I heard Elvis Costello's Punch The Clock this summer and was initially disappointed. I still can't give an ironclad recommendation on it. I've tried to understand the new sound, the horns and ooo-wah back-ups, but it's difficult. In hopes of finding "the essence from within," I re-read some of his past interviews and the current reviews of his latest. I found that I was in agreement with the critics who referred to Punch The Clock as "awkward" and "confused," but there is no room for the fans who scream "sell-out" just because Costello no longer does the angry young man routine. In a New York Rocker interview, the so-called tortured artist complained, "I'm writing from the viewpoint of a moderately successful musician," and not "a 22-year-old computer programmer." True, unlike past Elvis album covers, the Elvis seen on the new LP is not in an angst-ridden pose or with the black nerd glasses. His expression is tough to read, though. Is he glaring at you, contemplating the world, or is he just plain bored?
(Are ya gonna talk about the album or what?) O.K., Punch The Clock has a few well-crafted songs suitable for AOR airplay, most notably "Everyday I Write The Book," "T.K.O.," and "The King of Thieves." But sit down and listen to the whole thing and you'll begin to loathe the Muzak brass section a la Chicago, like on "Let Them All Talk" and "The World and His Wife." You will also find a sappy piano plinking away that becomes increasingly irritating, especially on "Love Went Mad." Somewhat like David Bowie, Costello should be admired for his adventures into various musical genres, but many times he returns with quirky ditties that don't hold a Bic lighter to his past accomplishments. The trademark cynicism and wit still holds true in his lyrics, but much of Costello's paranoid poetry and clever wordplay falls short of forming a cohesive song.
Exceptions to the above would have to be "Pills and Soap" and "Shipbuilding". Both are eloquently simple in presentation and each concerns protests against war, (specifically Britain's involvement in the Faulkland Island's).
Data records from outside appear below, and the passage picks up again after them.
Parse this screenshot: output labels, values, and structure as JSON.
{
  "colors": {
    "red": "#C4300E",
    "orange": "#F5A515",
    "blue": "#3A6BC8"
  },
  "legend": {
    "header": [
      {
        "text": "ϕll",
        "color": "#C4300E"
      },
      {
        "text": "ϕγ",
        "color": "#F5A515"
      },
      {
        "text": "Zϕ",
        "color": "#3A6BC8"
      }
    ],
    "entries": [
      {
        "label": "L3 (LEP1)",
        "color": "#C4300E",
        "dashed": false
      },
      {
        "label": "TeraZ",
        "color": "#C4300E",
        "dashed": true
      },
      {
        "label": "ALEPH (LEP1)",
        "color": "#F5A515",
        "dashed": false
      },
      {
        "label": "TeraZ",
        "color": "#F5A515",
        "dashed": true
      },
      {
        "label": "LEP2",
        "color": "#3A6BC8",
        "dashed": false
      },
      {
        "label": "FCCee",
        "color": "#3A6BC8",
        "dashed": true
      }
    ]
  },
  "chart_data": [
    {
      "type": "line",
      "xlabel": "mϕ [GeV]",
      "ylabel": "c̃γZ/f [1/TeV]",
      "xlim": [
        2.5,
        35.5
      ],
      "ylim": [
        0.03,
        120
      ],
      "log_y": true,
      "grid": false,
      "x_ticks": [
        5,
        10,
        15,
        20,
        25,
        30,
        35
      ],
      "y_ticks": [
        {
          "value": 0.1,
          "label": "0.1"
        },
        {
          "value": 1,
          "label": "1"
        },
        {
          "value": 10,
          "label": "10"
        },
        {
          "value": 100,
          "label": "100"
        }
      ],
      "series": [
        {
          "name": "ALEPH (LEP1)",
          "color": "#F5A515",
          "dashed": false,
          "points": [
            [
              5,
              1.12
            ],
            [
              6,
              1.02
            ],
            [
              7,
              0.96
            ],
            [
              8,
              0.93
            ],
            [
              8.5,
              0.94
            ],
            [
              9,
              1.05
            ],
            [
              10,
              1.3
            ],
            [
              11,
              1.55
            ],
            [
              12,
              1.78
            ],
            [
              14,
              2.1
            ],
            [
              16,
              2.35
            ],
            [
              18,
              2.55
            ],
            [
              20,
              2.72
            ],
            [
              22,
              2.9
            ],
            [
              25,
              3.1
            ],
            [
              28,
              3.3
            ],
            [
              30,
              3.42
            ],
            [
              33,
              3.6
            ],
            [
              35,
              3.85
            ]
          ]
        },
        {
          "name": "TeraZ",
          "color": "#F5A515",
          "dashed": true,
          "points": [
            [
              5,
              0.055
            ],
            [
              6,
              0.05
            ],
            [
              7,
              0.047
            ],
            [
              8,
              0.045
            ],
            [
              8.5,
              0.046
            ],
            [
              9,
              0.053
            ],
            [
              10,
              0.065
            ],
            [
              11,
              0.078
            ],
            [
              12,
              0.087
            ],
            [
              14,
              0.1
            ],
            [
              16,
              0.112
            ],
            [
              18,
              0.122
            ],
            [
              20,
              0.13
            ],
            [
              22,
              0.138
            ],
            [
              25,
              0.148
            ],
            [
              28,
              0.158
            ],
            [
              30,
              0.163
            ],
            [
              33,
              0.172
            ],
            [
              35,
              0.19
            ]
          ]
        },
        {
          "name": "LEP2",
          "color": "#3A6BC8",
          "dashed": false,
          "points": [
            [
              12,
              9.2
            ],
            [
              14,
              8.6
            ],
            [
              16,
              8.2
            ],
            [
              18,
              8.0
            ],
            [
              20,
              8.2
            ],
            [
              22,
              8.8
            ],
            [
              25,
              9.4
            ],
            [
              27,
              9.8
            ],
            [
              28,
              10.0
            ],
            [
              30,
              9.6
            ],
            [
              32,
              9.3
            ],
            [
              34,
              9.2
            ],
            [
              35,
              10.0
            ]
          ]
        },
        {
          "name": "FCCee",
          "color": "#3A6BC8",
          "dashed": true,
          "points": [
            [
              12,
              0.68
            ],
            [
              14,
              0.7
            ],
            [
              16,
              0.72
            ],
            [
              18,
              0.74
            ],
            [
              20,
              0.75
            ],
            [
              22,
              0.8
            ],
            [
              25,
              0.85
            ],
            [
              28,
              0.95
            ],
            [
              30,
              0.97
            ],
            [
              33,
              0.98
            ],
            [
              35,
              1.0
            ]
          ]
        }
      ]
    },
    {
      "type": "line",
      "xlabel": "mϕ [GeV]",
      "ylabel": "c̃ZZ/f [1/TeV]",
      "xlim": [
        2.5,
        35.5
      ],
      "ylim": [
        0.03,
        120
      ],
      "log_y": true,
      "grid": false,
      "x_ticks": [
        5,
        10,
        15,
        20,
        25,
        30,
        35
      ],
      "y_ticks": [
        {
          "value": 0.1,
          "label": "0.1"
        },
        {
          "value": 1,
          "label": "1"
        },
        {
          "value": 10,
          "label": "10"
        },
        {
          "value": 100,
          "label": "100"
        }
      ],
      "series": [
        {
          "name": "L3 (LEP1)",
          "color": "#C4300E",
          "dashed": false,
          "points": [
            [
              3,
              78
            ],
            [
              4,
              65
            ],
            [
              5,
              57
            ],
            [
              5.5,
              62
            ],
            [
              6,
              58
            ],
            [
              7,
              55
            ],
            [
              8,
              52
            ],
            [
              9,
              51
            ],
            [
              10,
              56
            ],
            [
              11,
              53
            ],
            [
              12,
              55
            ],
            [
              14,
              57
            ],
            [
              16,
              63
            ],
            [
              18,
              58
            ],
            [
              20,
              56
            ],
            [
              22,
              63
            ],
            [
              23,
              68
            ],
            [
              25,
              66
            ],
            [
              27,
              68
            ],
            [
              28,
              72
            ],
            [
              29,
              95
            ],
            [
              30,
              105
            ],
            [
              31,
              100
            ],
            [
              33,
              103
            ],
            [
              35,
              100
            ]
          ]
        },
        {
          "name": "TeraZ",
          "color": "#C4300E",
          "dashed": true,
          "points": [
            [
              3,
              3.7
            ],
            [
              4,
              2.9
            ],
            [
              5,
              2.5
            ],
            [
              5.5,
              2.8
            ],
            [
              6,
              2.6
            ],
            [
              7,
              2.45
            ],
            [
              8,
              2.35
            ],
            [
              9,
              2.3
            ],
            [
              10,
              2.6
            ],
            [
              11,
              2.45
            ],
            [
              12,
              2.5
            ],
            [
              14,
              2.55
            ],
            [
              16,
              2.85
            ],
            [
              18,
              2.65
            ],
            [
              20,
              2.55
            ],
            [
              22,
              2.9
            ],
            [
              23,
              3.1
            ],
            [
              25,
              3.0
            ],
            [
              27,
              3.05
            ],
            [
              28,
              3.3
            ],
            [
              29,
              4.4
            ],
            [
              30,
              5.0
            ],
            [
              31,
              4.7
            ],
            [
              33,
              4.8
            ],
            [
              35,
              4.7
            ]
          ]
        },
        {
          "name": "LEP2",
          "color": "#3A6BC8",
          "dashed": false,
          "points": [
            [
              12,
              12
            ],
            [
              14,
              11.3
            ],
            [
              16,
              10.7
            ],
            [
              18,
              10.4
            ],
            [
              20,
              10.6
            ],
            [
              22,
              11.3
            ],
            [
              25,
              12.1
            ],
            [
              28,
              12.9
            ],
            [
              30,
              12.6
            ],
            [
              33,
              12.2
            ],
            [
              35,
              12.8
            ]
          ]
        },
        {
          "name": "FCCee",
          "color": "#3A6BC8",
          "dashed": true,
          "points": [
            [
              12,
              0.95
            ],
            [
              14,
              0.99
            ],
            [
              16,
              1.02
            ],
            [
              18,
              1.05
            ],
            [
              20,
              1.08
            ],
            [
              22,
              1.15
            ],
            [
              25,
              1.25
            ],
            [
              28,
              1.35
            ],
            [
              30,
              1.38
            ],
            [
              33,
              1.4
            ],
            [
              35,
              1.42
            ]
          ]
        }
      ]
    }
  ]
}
The lyrics, "Give us our daily bread in individual slices / and something in the daily rag to cancel any crisis," and "With all the will in the world / diving for dear life / when we could be diving for pearls" poignantly express a nation's troubles, without the political hoopla of say the Clash or U2. Appropriately, both songs did extremely well in the British charts.
Another cut, "The Greatest Thing" caught my ear as being impressive, comparable to "Green Shirt" on Armed Forces or "Pump it Up" on This Year's Model. This song appears to be central to the album's title and the lyrical themes of love and boredom in the ordinary man's life. (Learned to write like that in 101.) Granted most musicians talk of love, lost and found, but Elvis is always wary of idyllic relationships: "Punch the clock and in time you'll get pulled apart / If you've married on paper and not in your heart". Fittingly, he ends the record with a tearjerker about a broken marriage. An abandoned husband sits at home getting smashed: "longing thoughts go hankering for the old home overseas / with a blindfold and a National anthem / sung in different keys". Is he apprehensive of settling down with Mrs. Costello and raising a bunch of little Elvises? Probably so. Though this effort of Costello's isn't the best example of his musical development, he's still young and an incredibly proficient songwriter. He's certainly against punching the time clock of life, day in, day out. We'll just have to wait until he punches the clock off the wall with his fist.